Domenico
Puleo

Poesie

Il pianto

Il pianto non è malinconia esclusiva
come il chiaro messaggio di un agente segreto
che ha visto la morte camminare sui tralicci del telefono.
Lo s’impara morendo, ammalandosi con lentezza
come piume che scivolano.
S’assapora cominciando a ridere consapevolmente,
piano piano, con lo spavento nella stanza,
e lo si riconosce nelle fessure dei denti
nella follia del crepapepelle
mentre tutto s’aggrava del peso della lucidità
e ogni strepitio fa il rumore dell’Abisso.

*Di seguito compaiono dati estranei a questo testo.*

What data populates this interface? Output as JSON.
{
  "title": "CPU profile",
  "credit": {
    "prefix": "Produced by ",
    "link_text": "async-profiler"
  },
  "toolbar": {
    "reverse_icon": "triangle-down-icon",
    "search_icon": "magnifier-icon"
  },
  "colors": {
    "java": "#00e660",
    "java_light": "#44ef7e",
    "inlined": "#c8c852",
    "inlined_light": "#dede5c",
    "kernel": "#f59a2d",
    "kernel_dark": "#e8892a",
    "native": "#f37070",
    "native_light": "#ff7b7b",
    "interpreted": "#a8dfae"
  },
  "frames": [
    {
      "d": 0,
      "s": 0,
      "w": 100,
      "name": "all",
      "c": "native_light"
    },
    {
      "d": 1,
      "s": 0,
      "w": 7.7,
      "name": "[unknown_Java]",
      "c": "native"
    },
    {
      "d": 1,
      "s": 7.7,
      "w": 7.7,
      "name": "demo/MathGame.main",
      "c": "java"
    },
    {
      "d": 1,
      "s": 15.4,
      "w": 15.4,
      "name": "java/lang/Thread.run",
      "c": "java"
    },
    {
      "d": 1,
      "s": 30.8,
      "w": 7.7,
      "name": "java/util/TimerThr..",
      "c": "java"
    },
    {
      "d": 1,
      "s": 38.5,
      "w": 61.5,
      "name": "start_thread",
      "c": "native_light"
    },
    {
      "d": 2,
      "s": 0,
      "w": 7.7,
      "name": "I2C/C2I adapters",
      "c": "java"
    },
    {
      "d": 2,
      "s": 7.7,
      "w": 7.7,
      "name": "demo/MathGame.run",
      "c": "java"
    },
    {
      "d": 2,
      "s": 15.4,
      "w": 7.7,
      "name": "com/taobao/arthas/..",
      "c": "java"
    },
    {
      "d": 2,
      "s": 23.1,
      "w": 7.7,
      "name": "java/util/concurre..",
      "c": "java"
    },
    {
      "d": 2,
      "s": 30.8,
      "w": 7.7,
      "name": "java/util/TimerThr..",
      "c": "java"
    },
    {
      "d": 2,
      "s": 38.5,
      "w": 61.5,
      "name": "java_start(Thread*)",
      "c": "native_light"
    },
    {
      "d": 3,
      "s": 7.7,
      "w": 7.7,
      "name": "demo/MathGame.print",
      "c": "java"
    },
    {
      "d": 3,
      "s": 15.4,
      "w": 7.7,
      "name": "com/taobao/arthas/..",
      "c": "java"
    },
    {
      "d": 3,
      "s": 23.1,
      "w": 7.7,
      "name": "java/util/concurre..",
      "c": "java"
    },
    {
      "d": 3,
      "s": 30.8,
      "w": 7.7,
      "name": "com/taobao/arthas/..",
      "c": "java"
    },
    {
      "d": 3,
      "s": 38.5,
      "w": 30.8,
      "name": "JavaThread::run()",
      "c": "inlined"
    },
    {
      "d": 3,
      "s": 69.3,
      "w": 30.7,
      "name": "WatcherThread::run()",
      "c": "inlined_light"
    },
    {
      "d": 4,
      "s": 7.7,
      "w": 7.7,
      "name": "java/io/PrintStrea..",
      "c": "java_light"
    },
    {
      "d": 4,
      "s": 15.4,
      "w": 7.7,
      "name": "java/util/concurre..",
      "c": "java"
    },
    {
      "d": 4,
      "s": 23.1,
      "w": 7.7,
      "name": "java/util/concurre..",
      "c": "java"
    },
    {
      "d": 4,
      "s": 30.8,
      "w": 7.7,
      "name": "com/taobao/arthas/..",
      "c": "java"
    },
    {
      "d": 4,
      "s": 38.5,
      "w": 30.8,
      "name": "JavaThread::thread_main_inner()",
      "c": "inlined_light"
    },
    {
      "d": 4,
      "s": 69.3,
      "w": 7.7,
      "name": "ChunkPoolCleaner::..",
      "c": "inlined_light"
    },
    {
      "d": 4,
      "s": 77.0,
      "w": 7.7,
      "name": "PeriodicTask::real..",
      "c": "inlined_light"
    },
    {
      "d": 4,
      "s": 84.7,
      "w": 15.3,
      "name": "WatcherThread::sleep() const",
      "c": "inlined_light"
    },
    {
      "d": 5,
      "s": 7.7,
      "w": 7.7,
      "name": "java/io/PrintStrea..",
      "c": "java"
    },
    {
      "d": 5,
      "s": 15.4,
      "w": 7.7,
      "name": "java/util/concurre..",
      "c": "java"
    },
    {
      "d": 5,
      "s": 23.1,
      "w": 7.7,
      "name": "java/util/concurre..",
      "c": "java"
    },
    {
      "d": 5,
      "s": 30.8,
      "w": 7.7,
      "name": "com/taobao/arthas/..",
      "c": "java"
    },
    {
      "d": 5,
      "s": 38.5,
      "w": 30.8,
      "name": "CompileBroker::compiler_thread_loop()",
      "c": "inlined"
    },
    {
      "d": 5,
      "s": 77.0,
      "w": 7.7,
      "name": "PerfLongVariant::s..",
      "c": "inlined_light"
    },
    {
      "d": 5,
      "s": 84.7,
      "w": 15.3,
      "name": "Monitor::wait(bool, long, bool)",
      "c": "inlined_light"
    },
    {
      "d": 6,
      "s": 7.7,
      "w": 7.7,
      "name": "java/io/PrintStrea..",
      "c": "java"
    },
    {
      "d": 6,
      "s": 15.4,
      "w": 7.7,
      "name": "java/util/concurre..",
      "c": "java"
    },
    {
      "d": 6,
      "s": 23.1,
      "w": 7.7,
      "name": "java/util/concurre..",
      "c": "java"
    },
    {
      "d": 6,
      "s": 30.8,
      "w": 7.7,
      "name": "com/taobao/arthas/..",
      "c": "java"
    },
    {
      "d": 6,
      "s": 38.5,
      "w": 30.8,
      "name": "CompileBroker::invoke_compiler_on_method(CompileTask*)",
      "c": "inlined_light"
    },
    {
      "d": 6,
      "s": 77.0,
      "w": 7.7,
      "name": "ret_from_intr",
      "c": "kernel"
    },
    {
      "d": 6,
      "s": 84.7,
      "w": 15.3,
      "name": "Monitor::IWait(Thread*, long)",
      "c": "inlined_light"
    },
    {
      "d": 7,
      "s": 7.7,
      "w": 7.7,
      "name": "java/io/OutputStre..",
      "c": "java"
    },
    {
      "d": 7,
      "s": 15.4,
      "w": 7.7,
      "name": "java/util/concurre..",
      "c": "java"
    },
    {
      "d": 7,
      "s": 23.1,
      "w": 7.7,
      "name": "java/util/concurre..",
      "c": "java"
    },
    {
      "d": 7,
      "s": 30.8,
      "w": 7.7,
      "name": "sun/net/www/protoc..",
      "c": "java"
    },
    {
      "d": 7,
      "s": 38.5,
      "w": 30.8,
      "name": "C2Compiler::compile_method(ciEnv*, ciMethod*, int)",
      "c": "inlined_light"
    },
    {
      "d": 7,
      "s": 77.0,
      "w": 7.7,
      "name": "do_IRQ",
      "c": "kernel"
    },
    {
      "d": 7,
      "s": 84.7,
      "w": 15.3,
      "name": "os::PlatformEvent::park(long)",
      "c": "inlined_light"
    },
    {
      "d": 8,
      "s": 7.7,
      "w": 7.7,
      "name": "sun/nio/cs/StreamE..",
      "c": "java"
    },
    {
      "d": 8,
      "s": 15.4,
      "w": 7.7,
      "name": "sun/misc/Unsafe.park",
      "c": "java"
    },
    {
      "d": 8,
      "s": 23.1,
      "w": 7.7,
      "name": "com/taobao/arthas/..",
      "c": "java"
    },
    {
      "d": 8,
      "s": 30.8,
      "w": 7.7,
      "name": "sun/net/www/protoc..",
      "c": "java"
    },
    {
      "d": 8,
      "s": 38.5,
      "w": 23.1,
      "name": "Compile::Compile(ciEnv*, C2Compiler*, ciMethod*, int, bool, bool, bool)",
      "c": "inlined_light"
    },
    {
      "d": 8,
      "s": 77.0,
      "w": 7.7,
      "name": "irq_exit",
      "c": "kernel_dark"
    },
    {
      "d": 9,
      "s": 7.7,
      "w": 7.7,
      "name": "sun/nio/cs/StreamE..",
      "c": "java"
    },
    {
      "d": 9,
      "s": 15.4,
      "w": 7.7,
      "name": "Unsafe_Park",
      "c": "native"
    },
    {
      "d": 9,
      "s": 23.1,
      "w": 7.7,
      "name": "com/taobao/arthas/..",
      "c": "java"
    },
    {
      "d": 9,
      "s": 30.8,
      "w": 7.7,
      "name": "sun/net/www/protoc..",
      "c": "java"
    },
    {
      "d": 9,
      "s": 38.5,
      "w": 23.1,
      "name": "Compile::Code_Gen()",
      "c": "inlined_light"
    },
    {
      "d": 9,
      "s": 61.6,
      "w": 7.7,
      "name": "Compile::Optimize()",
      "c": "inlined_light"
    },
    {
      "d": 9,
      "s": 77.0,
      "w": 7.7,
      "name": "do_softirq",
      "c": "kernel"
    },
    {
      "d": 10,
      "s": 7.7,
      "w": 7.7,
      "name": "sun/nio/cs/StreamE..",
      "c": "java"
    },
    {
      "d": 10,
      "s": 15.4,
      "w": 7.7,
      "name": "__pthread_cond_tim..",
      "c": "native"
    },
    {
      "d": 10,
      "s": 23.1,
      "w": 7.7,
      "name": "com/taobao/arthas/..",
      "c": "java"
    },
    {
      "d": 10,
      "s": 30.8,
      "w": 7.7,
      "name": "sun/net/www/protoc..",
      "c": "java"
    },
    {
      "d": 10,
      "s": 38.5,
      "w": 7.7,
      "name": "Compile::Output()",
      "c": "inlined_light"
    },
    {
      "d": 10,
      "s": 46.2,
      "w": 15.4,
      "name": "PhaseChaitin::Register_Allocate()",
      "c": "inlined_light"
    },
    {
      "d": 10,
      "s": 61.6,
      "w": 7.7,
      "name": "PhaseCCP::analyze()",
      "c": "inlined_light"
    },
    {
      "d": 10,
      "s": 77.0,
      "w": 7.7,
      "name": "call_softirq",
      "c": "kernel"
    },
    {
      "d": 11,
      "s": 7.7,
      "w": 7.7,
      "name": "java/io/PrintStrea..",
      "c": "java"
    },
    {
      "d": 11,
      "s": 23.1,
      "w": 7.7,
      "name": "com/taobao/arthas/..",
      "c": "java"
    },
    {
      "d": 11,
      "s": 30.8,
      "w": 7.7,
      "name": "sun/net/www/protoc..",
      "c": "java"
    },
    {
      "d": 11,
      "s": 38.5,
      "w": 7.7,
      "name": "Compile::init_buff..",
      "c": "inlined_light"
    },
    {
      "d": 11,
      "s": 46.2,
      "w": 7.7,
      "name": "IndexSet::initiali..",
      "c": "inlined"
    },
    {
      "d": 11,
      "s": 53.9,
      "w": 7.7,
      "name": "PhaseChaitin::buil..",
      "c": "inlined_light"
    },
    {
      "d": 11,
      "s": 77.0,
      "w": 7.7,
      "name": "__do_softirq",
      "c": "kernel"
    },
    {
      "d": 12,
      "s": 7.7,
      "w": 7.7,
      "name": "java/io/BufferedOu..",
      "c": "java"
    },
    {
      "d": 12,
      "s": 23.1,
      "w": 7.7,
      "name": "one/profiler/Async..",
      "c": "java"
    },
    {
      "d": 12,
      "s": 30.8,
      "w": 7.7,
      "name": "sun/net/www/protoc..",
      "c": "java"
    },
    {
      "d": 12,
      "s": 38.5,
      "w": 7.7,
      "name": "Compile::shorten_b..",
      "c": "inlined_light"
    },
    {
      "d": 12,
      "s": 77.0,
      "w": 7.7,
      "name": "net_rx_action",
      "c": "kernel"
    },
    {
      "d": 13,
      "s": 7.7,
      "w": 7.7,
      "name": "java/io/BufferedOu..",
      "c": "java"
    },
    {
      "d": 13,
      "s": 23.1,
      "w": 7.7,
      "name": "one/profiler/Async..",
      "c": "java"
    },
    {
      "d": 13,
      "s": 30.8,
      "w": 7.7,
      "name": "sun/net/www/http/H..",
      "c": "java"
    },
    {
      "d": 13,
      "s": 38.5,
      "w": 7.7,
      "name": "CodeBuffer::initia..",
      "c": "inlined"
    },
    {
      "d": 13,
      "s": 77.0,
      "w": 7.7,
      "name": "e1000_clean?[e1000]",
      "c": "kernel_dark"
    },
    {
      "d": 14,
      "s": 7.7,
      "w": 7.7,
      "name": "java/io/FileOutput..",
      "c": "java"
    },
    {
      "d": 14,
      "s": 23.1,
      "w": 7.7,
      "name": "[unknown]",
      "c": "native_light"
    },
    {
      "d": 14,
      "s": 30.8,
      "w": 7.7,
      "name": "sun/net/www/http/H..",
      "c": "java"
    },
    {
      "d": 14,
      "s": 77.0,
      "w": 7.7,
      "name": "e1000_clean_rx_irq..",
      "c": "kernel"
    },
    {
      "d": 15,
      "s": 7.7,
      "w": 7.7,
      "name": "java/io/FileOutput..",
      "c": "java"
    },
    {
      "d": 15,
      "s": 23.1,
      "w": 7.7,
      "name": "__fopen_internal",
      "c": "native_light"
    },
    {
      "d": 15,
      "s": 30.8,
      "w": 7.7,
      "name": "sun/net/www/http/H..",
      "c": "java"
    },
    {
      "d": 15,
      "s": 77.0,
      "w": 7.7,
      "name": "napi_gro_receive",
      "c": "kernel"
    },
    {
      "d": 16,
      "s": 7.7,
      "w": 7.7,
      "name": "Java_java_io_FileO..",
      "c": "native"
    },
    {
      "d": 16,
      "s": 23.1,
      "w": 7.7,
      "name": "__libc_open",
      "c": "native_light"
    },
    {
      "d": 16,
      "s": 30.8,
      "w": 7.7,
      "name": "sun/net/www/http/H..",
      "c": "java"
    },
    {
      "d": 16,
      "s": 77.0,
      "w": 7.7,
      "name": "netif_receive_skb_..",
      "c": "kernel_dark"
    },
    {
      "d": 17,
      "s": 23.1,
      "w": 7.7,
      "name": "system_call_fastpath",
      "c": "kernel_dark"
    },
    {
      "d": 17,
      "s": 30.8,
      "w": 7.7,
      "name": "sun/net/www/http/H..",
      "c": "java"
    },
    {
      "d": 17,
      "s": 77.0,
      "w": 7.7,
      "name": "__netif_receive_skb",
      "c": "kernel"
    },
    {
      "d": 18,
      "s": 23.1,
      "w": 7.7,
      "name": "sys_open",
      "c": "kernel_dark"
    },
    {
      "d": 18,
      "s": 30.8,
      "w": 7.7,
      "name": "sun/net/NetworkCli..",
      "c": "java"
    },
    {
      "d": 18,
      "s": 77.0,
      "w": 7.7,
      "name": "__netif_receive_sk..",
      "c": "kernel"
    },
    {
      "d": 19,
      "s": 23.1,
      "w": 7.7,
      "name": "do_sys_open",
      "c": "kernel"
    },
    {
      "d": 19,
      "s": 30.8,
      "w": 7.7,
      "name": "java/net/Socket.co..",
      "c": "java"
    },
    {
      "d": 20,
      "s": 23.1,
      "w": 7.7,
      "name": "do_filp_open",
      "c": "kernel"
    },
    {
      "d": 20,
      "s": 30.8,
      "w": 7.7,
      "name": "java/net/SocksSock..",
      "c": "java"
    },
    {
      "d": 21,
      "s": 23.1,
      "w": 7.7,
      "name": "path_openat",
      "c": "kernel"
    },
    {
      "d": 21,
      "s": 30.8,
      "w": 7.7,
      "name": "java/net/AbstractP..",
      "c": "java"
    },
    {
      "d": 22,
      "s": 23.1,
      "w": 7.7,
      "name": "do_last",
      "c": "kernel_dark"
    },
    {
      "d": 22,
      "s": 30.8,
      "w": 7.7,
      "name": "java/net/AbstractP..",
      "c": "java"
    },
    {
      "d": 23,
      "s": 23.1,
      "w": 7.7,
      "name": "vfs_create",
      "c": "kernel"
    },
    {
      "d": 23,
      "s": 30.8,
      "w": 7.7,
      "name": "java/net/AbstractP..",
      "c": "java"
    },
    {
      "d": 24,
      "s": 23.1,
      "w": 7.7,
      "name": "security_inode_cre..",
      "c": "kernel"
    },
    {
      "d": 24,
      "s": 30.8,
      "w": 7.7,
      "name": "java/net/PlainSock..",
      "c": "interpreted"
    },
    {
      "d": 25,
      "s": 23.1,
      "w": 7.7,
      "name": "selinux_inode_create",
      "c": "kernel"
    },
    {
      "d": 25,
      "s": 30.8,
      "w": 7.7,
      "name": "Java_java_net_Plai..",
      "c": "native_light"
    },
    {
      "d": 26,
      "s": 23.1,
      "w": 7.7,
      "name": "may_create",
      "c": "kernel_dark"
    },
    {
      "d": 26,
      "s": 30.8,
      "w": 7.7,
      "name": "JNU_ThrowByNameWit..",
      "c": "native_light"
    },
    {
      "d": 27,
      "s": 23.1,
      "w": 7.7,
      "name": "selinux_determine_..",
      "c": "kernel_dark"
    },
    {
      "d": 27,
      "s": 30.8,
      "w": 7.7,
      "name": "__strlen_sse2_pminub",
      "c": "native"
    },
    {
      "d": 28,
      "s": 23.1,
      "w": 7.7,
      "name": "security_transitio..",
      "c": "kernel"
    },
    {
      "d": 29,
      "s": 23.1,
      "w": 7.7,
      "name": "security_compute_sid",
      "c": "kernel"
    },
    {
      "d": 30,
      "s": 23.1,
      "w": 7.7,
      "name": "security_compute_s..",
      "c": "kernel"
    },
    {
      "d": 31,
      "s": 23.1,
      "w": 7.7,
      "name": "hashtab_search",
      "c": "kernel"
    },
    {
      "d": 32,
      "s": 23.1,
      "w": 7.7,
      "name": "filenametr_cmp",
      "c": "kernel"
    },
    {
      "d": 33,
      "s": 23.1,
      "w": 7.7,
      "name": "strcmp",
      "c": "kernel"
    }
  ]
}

Oh sapeste come è disastroso il succedere di una lacrima,
che tutte le innumerevoli forze cosmiche si raccolgono in essa
e nessuna Babilonia può accadere,
perché tutte le lingue parlano la lingua della lacrima.
Oh sapeste quale infida normalità,
quale immane naturalezza per chi si lascia andare al pianto,
che si fa padre di un camerino comune,
dove ci si spoglia così,

umanamente.

Essere è prima di tutto rinunciare

Essere è prima di tutto rinunciare.
Sottomissione al rischio
di non stare
all'altezza del nulla.
Virtù e anche miseria.
Angelico vociare interiore
che, calamitato al fuori
si fa brusio d’inferno.
Perché lottare quando
all’ombra calva dell’esistere
c'èsempre un demone
che ne insidia i piedi?
Il missionario dell’inorganico.
Il vile deturpatore.
Allora, perché?
Quando nei pomeriggi di calma
le cause d’infelicità
sono angoli di cielo improvviso?

Temo sia tutto vano

Temo sia tutto vano
quest’appiattirsi delle notti,
questo rincorrere in silenzio
l’appuntamento ad una felicità che non duri.
Temo sia tutto vano
la carineria di riconoscersi adeguati,
la voluttà e la volontà,
che s’ammonticchiano,
si spalmano, creano dipendenze
e sogni troppo piccoli,
sino all’apparire della ferita.
Temo sia tutto vano,
e non temo per me,
sono anni che non temo per me,
è già tanto
che rattoppo quella giacca marrone.

Come carbone spezzato

Notte afgana
irraccontabile
fermenta sulla morte cloroformica
che abita le stanze
della mia mente
e io racconto
di puttane e cipressi
di tutto quell’asfalto imbevuto d’afa
che è la mia Messina
e mi nutro delle latrine del nihl
e guardo il mondo da dove
lo guardano i nani
nel punto inverso delle margherite
dove tutto è abbruttimento e castigo
Io sto
dove le cose hanno l’odore del disastro
e ogni piaga tra Dio e la muffa
urla
come carbone spezzato

Tutto il suo essere superflua

Hanno una vita immobile le cose della poesia,
sono manichini.
L’Apocalisse è in atto a ogni parola
spogliata a forza dal sangue e dalla terra
e lasciata andare al mondo così,
pigramente necessaria.
Malinconicamente, credo che la poesia
mi mancherà molto quando se ne andrà,
m’ha dato tutto il suo essere superlfua.